Some social media attention also turned to Perry's looks and voice. But many were quick to jump to the actor's defence, pointing out that Perry had "struggled with addiction and been through so much" — and been open about it.
"It's really disheartening whenever Friends is brought up and people feel the need to talk s*** about Matthew Perry's appearance," one wrote.
"Let's not use the friends reunion to make fun of the way matthew perry looks these days. people age, funnily enough," another commented.
The original series is considered one of the most successful of the streaming era: it was the most-viewed series on Netflix between 2015 and 2019 until Warner Bros took back rights to the series in preparation for its launch on the studio's own platform, HBO Max — and on BINGE and Foxtel here in Australia.

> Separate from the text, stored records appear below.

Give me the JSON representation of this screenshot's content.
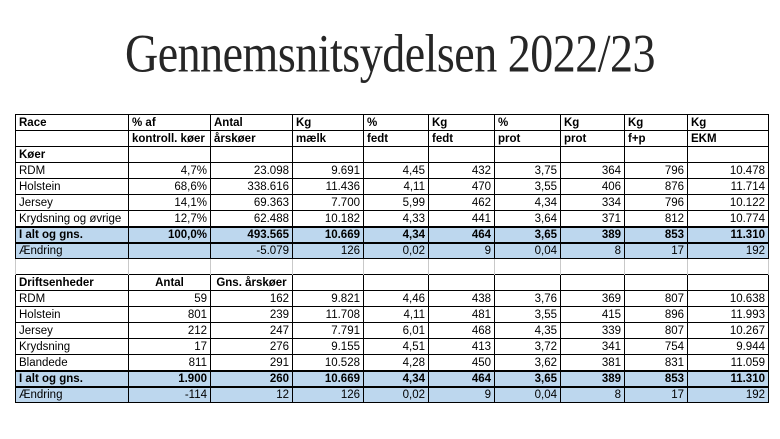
{
  "title": "Gennemsnitsydelsen 2022/23",
  "colors": {
    "highlight_row": "#BDD7EE",
    "border": "#000000",
    "title_text": "#262626"
  },
  "table": {
    "columns": [
      {
        "line1": "Race",
        "line2": ""
      },
      {
        "line1": "% af",
        "line2": "kontroll. køer"
      },
      {
        "line1": "Antal",
        "line2": "årskøer"
      },
      {
        "line1": "Kg",
        "line2": "mælk"
      },
      {
        "line1": "%",
        "line2": "fedt"
      },
      {
        "line1": "Kg",
        "line2": "fedt"
      },
      {
        "line1": "%",
        "line2": "prot"
      },
      {
        "line1": "Kg",
        "line2": "prot"
      },
      {
        "line1": "Kg",
        "line2": "f+p"
      },
      {
        "line1": "Kg",
        "line2": "EKM"
      }
    ],
    "rows": [
      {
        "kind": "section",
        "label": "Køer",
        "cells": [
          "",
          "",
          "",
          "",
          "",
          "",
          "",
          "",
          ""
        ]
      },
      {
        "kind": "data",
        "label": "RDM",
        "cells": [
          "4,7%",
          "23.098",
          "9.691",
          "4,45",
          "432",
          "3,75",
          "364",
          "796",
          "10.478"
        ]
      },
      {
        "kind": "data",
        "label": "Holstein",
        "cells": [
          "68,6%",
          "338.616",
          "11.436",
          "4,11",
          "470",
          "3,55",
          "406",
          "876",
          "11.714"
        ]
      },
      {
        "kind": "data",
        "label": "Jersey",
        "cells": [
          "14,1%",
          "69.363",
          "7.700",
          "5,99",
          "462",
          "4,34",
          "334",
          "796",
          "10.122"
        ]
      },
      {
        "kind": "data",
        "label": "Krydsning og øvrige",
        "cells": [
          "12,7%",
          "62.488",
          "10.182",
          "4,33",
          "441",
          "3,64",
          "371",
          "812",
          "10.774"
        ]
      },
      {
        "kind": "total",
        "label": "I alt og gns.",
        "cells": [
          "100,0%",
          "493.565",
          "10.669",
          "4,34",
          "464",
          "3,65",
          "389",
          "853",
          "11.310"
        ]
      },
      {
        "kind": "change",
        "label": "Ændring",
        "cells": [
          "",
          "-5.079",
          "126",
          "0,02",
          "9",
          "0,04",
          "8",
          "17",
          "192"
        ]
      },
      {
        "kind": "spacer",
        "label": "",
        "cells": [
          "",
          "",
          "",
          "",
          "",
          "",
          "",
          "",
          ""
        ]
      },
      {
        "kind": "subheader",
        "label": "Driftsenheder",
        "cells": [
          "Antal",
          "Gns. årskøer",
          "",
          "",
          "",
          "",
          "",
          "",
          ""
        ]
      },
      {
        "kind": "data",
        "label": "RDM",
        "cells": [
          "59",
          "162",
          "9.821",
          "4,46",
          "438",
          "3,76",
          "369",
          "807",
          "10.638"
        ]
      },
      {
        "kind": "data",
        "label": "Holstein",
        "cells": [
          "801",
          "239",
          "11.708",
          "4,11",
          "481",
          "3,55",
          "415",
          "896",
          "11.993"
        ]
      },
      {
        "kind": "data",
        "label": "Jersey",
        "cells": [
          "212",
          "247",
          "7.791",
          "6,01",
          "468",
          "4,35",
          "339",
          "807",
          "10.267"
        ]
      },
      {
        "kind": "data",
        "label": "Krydsning",
        "cells": [
          "17",
          "276",
          "9.155",
          "4,51",
          "413",
          "3,72",
          "341",
          "754",
          "9.944"
        ]
      },
      {
        "kind": "data",
        "label": "Blandede",
        "cells": [
          "811",
          "291",
          "10.528",
          "4,28",
          "450",
          "3,62",
          "381",
          "831",
          "11.059"
        ]
      },
      {
        "kind": "total",
        "label": "I alt og gns.",
        "cells": [
          "1.900",
          "260",
          "10.669",
          "4,34",
          "464",
          "3,65",
          "389",
          "853",
          "11.310"
        ]
      },
      {
        "kind": "change",
        "label": "Ændring",
        "cells": [
          "-114",
          "12",
          "126",
          "0,02",
          "9",
          "0,04",
          "8",
          "17",
          "192"
        ]
      }
    ]
  }
}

So it's fair to say that few shows have entered our lives via the small screen and been as fundamentally formative as Friends has. And it continues to be passed down like a treasured heirloom.
My teens and I have steadily worked our way through the 10 seasons. It's hard to narrow down which of The One withs … is my favourite, but include The One with Monica and Chandler's Wedding, The One with Ross' Tan, The One With the List and of course The Last Ones Part 1 and 2.
I certainly don't want to tally how many hours I've spent watching pretend characters deal with pretend scenarios about pretend dramas. But I'm pretty sure I'll continue to watch Ross Geller shout "We Were On A Break" at Rachel for the eleventy-billionth time in preparation for the reunion.